Конец двадцатых годов еще подпадает под влияние мифологемы (устойчивого, узнаваемого и повторяющегося образа в основе сюжетов) строительства, каждый кинематографический пионер рифмуется скорее не с азартным авантюристом, а со строителем, и огромная метафора стройки (перестройки/переделки/ремонта) появляется в любом фильме, будь то «Остров юных пионеров», «Танька-трактирщица» или «Хромоножка». А начало тридцатых уже подчинено другой метафоре – войне. С первых лет новой декады в детских и взрослых фильмах настойчиво пробивается тема ожидания войны, даже в сюжетах, с войной не связанных.

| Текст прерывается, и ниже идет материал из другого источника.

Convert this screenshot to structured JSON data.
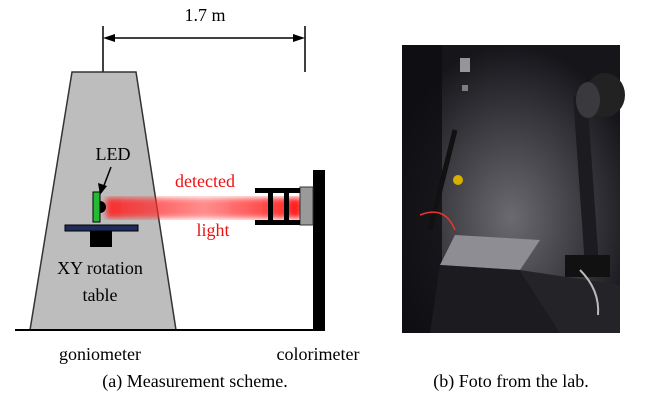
{
  "scheme": {
    "distance": "1.7 m",
    "led": "LED",
    "beam_top": "detected",
    "beam_bottom": "light",
    "table_line1": "XY rotation",
    "table_line2": "table",
    "goniometer": "goniometer",
    "colorimeter": "colorimeter"
  },
  "captions": {
    "a": "(a) Measurement scheme.",
    "b": "(b) Foto from the lab."
  }
}
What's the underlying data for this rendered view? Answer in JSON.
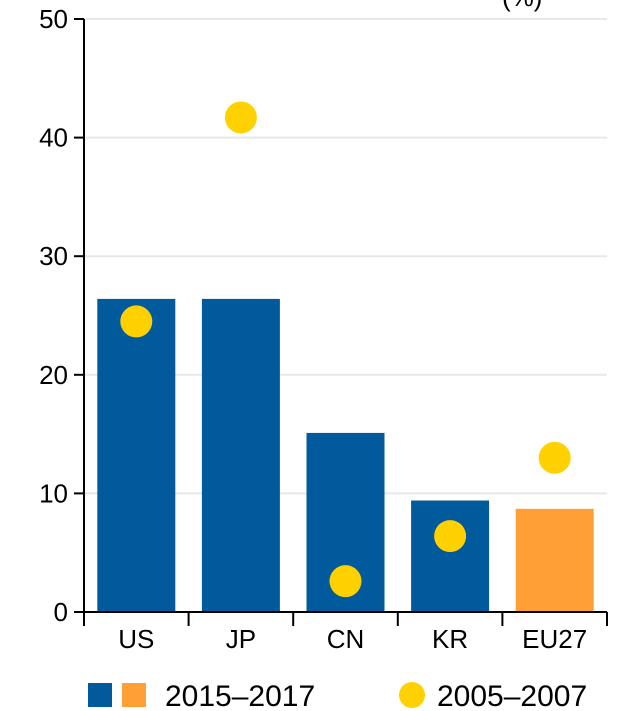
{
  "colors": {
    "bar_main": "#005a9c",
    "bar_highlight": "#ff9f35",
    "marker": "#ffd100",
    "grid": "#e8e8e8",
    "axis": "#000000"
  },
  "unit_label": "(%)",
  "legend": {
    "bars_label": "2015–2017",
    "markers_label": "2005–2007"
  },
  "chart_data": {
    "type": "bar",
    "categories": [
      "US",
      "JP",
      "CN",
      "KR",
      "EU27"
    ],
    "series": [
      {
        "name": "2015–2017",
        "kind": "bar",
        "values": [
          26.4,
          26.4,
          15.1,
          9.4,
          8.7
        ],
        "colors": [
          "#005a9c",
          "#005a9c",
          "#005a9c",
          "#005a9c",
          "#ff9f35"
        ]
      },
      {
        "name": "2005–2007",
        "kind": "marker",
        "values": [
          24.5,
          41.7,
          2.6,
          6.4,
          13.0
        ]
      }
    ],
    "ylim": [
      0,
      50
    ],
    "yticks": [
      0,
      10,
      20,
      30,
      40,
      50
    ],
    "grid": true,
    "legend_position": "bottom",
    "title": "",
    "xlabel": "",
    "ylabel": "(%)"
  }
}
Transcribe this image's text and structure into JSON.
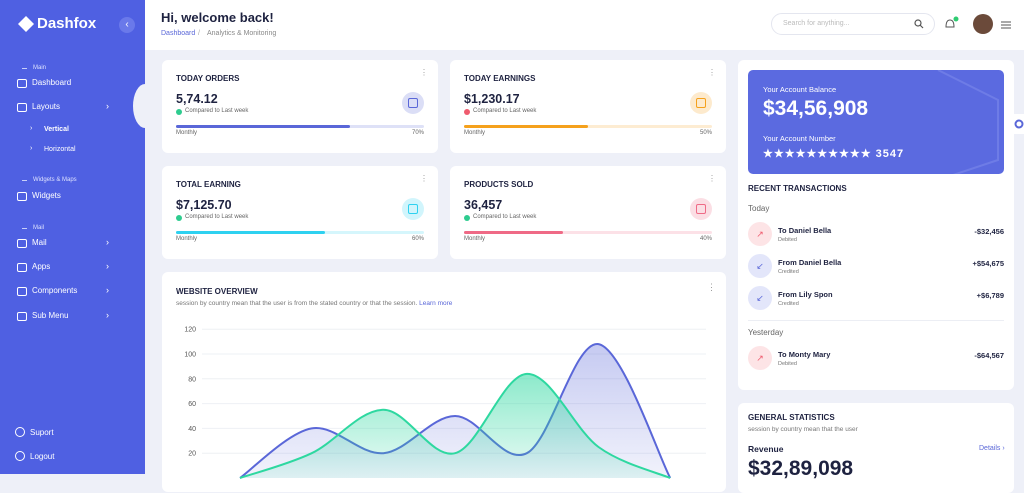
{
  "sidebar": {
    "brand": "Dashfox",
    "nav": [
      {
        "section": "Main"
      },
      {
        "item": "Dashboard"
      },
      {
        "item": "Layouts"
      },
      {
        "sub": "Vertical"
      },
      {
        "sub": "Horizontal"
      },
      {
        "section": "Widgets & Maps"
      },
      {
        "item": "Widgets"
      },
      {
        "section": "Mail"
      },
      {
        "item": "Mail"
      },
      {
        "item": "Apps"
      },
      {
        "item": "Components"
      },
      {
        "item": "Sub Menu"
      }
    ],
    "bottom": [
      "Suport",
      "Logout"
    ]
  },
  "header": {
    "title": "Hi, welcome back!",
    "breadcrumb": [
      "Dashboard",
      "Analytics & Monitoring"
    ],
    "search_placeholder": "Search for anything..."
  },
  "stats": [
    {
      "title": "TODAY ORDERS",
      "value": "5,74.12",
      "note": "Compared to Last week",
      "period": "Monthly",
      "progress": {
        "value": 70,
        "label": "70%"
      },
      "color": "#5a67d8"
    },
    {
      "title": "TODAY EARNINGS",
      "value": "$1,230.17",
      "note": "Compared to Last week",
      "period": "Monthly",
      "progress": {
        "value": 50,
        "label": "50%"
      },
      "color": "#f5a11c"
    },
    {
      "title": "TOTAL EARNING",
      "value": "$7,125.70",
      "note": "Compared to Last week",
      "period": "Monthly",
      "progress": {
        "value": 60,
        "label": "60%"
      },
      "color": "#2ed1f0"
    },
    {
      "title": "PRODUCTS SOLD",
      "value": "36,457",
      "note": "Compared to Last week",
      "period": "Monthly",
      "progress": {
        "value": 40,
        "label": "40%"
      },
      "color": "#ef6a86"
    }
  ],
  "overview": {
    "title": "WEBSITE OVERVIEW",
    "description": "session by country mean that the user is from the stated country or that the session.",
    "link": "Learn more",
    "chart": {
      "type": "area",
      "categories": [
        null,
        null,
        null,
        null,
        null,
        null,
        null
      ],
      "ylim": [
        0,
        120
      ],
      "yticks": [
        20,
        40,
        60,
        80,
        100,
        120
      ],
      "series": [
        {
          "color": "#5a67d8",
          "values": [
            0,
            40,
            20,
            50,
            20,
            108,
            0
          ]
        },
        {
          "color": "#2ed8a0",
          "values": [
            0,
            20,
            55,
            20,
            84,
            25,
            0
          ]
        }
      ]
    }
  },
  "balance": {
    "label": "Your Account Balance",
    "amount": "$34,56,908",
    "number_label": "Your Account Number",
    "number": "★★★★★★★★★★ 3547"
  },
  "transactions": {
    "title": "RECENT TRANSACTIONS",
    "groups": [
      {
        "label": "Today",
        "items": [
          {
            "name": "To Daniel Bella",
            "status": "Debited",
            "amount": "-$32,456"
          },
          {
            "name": "From Daniel Bella",
            "status": "Credited",
            "amount": "+$54,675"
          },
          {
            "name": "From Lily Spon",
            "status": "Credited",
            "amount": "+$6,789"
          }
        ]
      },
      {
        "label": "Yesterday",
        "items": [
          {
            "name": "To Monty Mary",
            "status": "Debited",
            "amount": "-$64,567"
          }
        ]
      }
    ]
  },
  "general": {
    "title": "GENERAL STATISTICS",
    "description": "session by country mean that the user",
    "metric": "Revenue",
    "link": "Details ›",
    "value": "$32,89,098"
  }
}
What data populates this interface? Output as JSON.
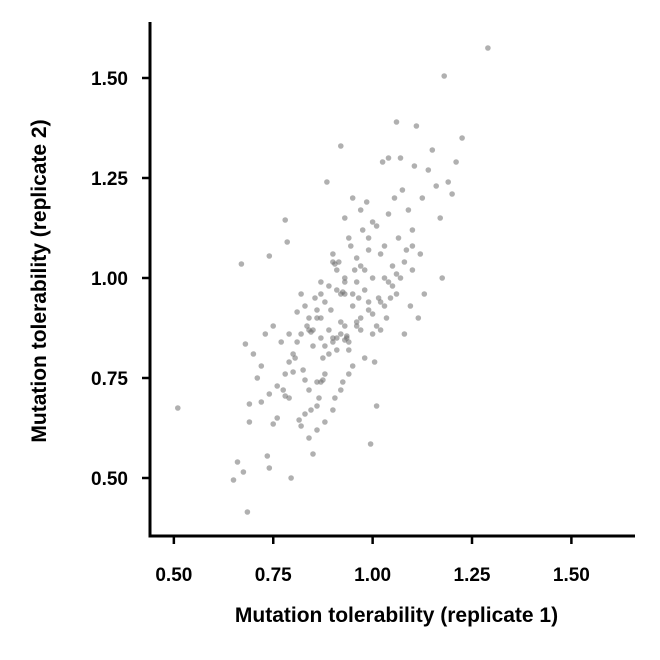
{
  "chart_data": {
    "type": "scatter",
    "title": "",
    "xlabel": "Mutation tolerability (replicate 1)",
    "ylabel": "Mutation tolerability (replicate 2)",
    "xlim": [
      0.44,
      1.66
    ],
    "ylim": [
      0.355,
      1.64
    ],
    "xticks": [
      0.5,
      0.75,
      1.0,
      1.25,
      1.5
    ],
    "xtick_labels": [
      "0.50",
      "0.75",
      "1.00",
      "1.25",
      "1.50"
    ],
    "yticks": [
      0.5,
      0.75,
      1.0,
      1.25,
      1.5
    ],
    "ytick_labels": [
      "0.50",
      "0.75",
      "1.00",
      "1.25",
      "1.50"
    ],
    "grid": false,
    "marker_color": "#6f6f6f",
    "points": [
      [
        0.51,
        0.675
      ],
      [
        0.65,
        0.495
      ],
      [
        0.66,
        0.54
      ],
      [
        0.675,
        0.515
      ],
      [
        0.67,
        1.035
      ],
      [
        0.68,
        0.835
      ],
      [
        0.685,
        0.415
      ],
      [
        0.69,
        0.64
      ],
      [
        0.69,
        0.685
      ],
      [
        0.7,
        0.81
      ],
      [
        0.71,
        0.75
      ],
      [
        0.72,
        0.78
      ],
      [
        0.73,
        0.86
      ],
      [
        0.735,
        0.555
      ],
      [
        0.74,
        0.525
      ],
      [
        0.74,
        1.055
      ],
      [
        0.75,
        0.635
      ],
      [
        0.75,
        0.88
      ],
      [
        0.76,
        0.65
      ],
      [
        0.77,
        0.84
      ],
      [
        0.775,
        0.72
      ],
      [
        0.78,
        1.145
      ],
      [
        0.78,
        0.705
      ],
      [
        0.785,
        1.09
      ],
      [
        0.79,
        0.7
      ],
      [
        0.795,
        0.5
      ],
      [
        0.79,
        0.86
      ],
      [
        0.8,
        0.765
      ],
      [
        0.805,
        0.8
      ],
      [
        0.81,
        0.915
      ],
      [
        0.815,
        0.645
      ],
      [
        0.82,
        0.86
      ],
      [
        0.82,
        0.63
      ],
      [
        0.825,
        0.77
      ],
      [
        0.83,
        0.745
      ],
      [
        0.835,
        0.88
      ],
      [
        0.84,
        0.9
      ],
      [
        0.84,
        0.72
      ],
      [
        0.845,
        0.67
      ],
      [
        0.85,
        0.56
      ],
      [
        0.85,
        0.83
      ],
      [
        0.855,
        0.95
      ],
      [
        0.86,
        0.74
      ],
      [
        0.86,
        0.68
      ],
      [
        0.865,
        0.7
      ],
      [
        0.87,
        0.9
      ],
      [
        0.87,
        0.99
      ],
      [
        0.875,
        0.8
      ],
      [
        0.88,
        0.76
      ],
      [
        0.88,
        0.94
      ],
      [
        0.885,
        1.24
      ],
      [
        0.89,
        0.87
      ],
      [
        0.895,
        0.92
      ],
      [
        0.9,
        1.06
      ],
      [
        0.9,
        0.85
      ],
      [
        0.905,
        0.7
      ],
      [
        0.91,
        0.97
      ],
      [
        0.91,
        0.82
      ],
      [
        0.915,
        1.04
      ],
      [
        0.92,
        0.89
      ],
      [
        0.92,
        1.33
      ],
      [
        0.925,
        0.74
      ],
      [
        0.93,
        0.96
      ],
      [
        0.93,
        0.99
      ],
      [
        0.935,
        0.85
      ],
      [
        0.94,
        1.1
      ],
      [
        0.94,
        0.82
      ],
      [
        0.945,
        1.08
      ],
      [
        0.95,
        0.93
      ],
      [
        0.95,
        0.78
      ],
      [
        0.955,
        1.02
      ],
      [
        0.96,
        0.89
      ],
      [
        0.96,
        1.05
      ],
      [
        0.965,
        0.95
      ],
      [
        0.97,
        1.03
      ],
      [
        0.97,
        0.87
      ],
      [
        0.975,
        1.12
      ],
      [
        0.98,
        0.97
      ],
      [
        0.98,
        0.8
      ],
      [
        0.985,
        1.19
      ],
      [
        0.99,
        0.94
      ],
      [
        0.99,
        1.07
      ],
      [
        0.995,
        0.585
      ],
      [
        1.0,
        0.91
      ],
      [
        1.0,
        1.0
      ],
      [
        1.005,
        0.79
      ],
      [
        1.01,
        1.13
      ],
      [
        1.01,
        0.68
      ],
      [
        1.015,
        0.95
      ],
      [
        1.02,
        1.06
      ],
      [
        1.02,
        0.87
      ],
      [
        1.025,
        1.29
      ],
      [
        1.03,
        1.0
      ],
      [
        1.03,
        1.08
      ],
      [
        1.035,
        0.9
      ],
      [
        1.04,
        1.3
      ],
      [
        1.04,
        1.16
      ],
      [
        1.045,
        0.95
      ],
      [
        1.05,
        1.03
      ],
      [
        1.055,
        1.2
      ],
      [
        1.06,
        1.39
      ],
      [
        1.06,
        0.96
      ],
      [
        1.065,
        1.1
      ],
      [
        1.07,
        1.0
      ],
      [
        1.07,
        1.3
      ],
      [
        1.075,
        1.22
      ],
      [
        1.08,
        0.86
      ],
      [
        1.085,
        1.07
      ],
      [
        1.09,
        1.17
      ],
      [
        1.095,
        0.93
      ],
      [
        1.1,
        1.12
      ],
      [
        1.1,
        1.02
      ],
      [
        1.105,
        1.28
      ],
      [
        1.11,
        1.38
      ],
      [
        1.115,
        0.9
      ],
      [
        1.12,
        1.06
      ],
      [
        1.125,
        1.2
      ],
      [
        1.13,
        0.96
      ],
      [
        1.14,
        1.27
      ],
      [
        1.15,
        1.32
      ],
      [
        1.16,
        1.23
      ],
      [
        1.17,
        1.15
      ],
      [
        1.175,
        1.0
      ],
      [
        1.18,
        1.505
      ],
      [
        1.19,
        1.24
      ],
      [
        1.2,
        1.21
      ],
      [
        1.21,
        1.29
      ],
      [
        1.225,
        1.35
      ],
      [
        1.29,
        1.575
      ],
      [
        0.87,
        0.85
      ],
      [
        0.9,
        0.84
      ],
      [
        0.91,
        0.85
      ],
      [
        0.92,
        0.86
      ],
      [
        0.93,
        0.88
      ],
      [
        0.94,
        0.84
      ],
      [
        0.85,
        0.87
      ],
      [
        0.86,
        0.9
      ],
      [
        0.88,
        0.83
      ],
      [
        0.89,
        0.81
      ],
      [
        0.96,
        0.88
      ],
      [
        0.97,
        0.9
      ],
      [
        0.95,
        0.96
      ],
      [
        0.96,
        0.99
      ],
      [
        0.93,
        1.0
      ],
      [
        0.91,
        1.02
      ],
      [
        0.89,
        0.98
      ],
      [
        0.87,
        0.96
      ],
      [
        0.86,
        0.92
      ],
      [
        0.83,
        0.93
      ],
      [
        0.82,
        0.96
      ],
      [
        0.81,
        0.84
      ],
      [
        0.8,
        0.81
      ],
      [
        0.79,
        0.79
      ],
      [
        0.78,
        0.76
      ],
      [
        0.76,
        0.73
      ],
      [
        0.74,
        0.71
      ],
      [
        0.72,
        0.69
      ],
      [
        1.0,
        0.86
      ],
      [
        1.01,
        0.88
      ],
      [
        1.03,
        0.93
      ],
      [
        1.05,
        0.98
      ],
      [
        1.06,
        1.01
      ],
      [
        0.98,
        1.02
      ],
      [
        0.99,
        1.1
      ],
      [
        1.0,
        1.14
      ],
      [
        0.97,
        1.17
      ],
      [
        0.95,
        1.2
      ],
      [
        0.93,
        1.15
      ],
      [
        0.94,
        0.76
      ],
      [
        0.92,
        0.72
      ],
      [
        0.9,
        0.67
      ],
      [
        0.88,
        0.64
      ],
      [
        0.86,
        0.62
      ],
      [
        0.84,
        0.6
      ],
      [
        0.83,
        0.66
      ],
      [
        0.84,
        0.87
      ],
      [
        0.845,
        0.865
      ],
      [
        0.92,
        0.96
      ],
      [
        0.925,
        0.965
      ],
      [
        0.93,
        0.845
      ],
      [
        0.935,
        0.855
      ],
      [
        0.9,
        1.04
      ],
      [
        0.905,
        1.035
      ],
      [
        0.87,
        0.74
      ],
      [
        0.875,
        0.745
      ],
      [
        0.99,
        0.92
      ],
      [
        1.02,
        0.94
      ],
      [
        1.04,
        0.99
      ],
      [
        1.08,
        1.04
      ],
      [
        1.1,
        1.08
      ]
    ]
  }
}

В 1932 году новый белорусский фильм о том, как сельские пионеры хотели учиться, но учебников у них не было, и они обратились к городским пионерам, которые помогли и учебниками, и другими вещами, – вот этот скучный, образцово-пионерский сюжет вдруг получает название «Боям навстречу» и другое название «Победители». Ничего нового и победительного в нем нет: структура агитфильма, простенькие образы и нарочно предсказуемые сюжетные ходы (в предсказуемости тоже слышится эхо сказки, которую слушают, наперед зная, что будет), лапидарность и зеленая тоска пионерского детства, которое уже не грезит необитаемыми островами, а кое-как чинит прорехи пионерского быта. Этот фильм еще по привычке из двадцатых годов вполне достоверно показывает неприглядные, даже компрометирующие приметы эпохи, но уже опасливо делает оговорки и оправдывается.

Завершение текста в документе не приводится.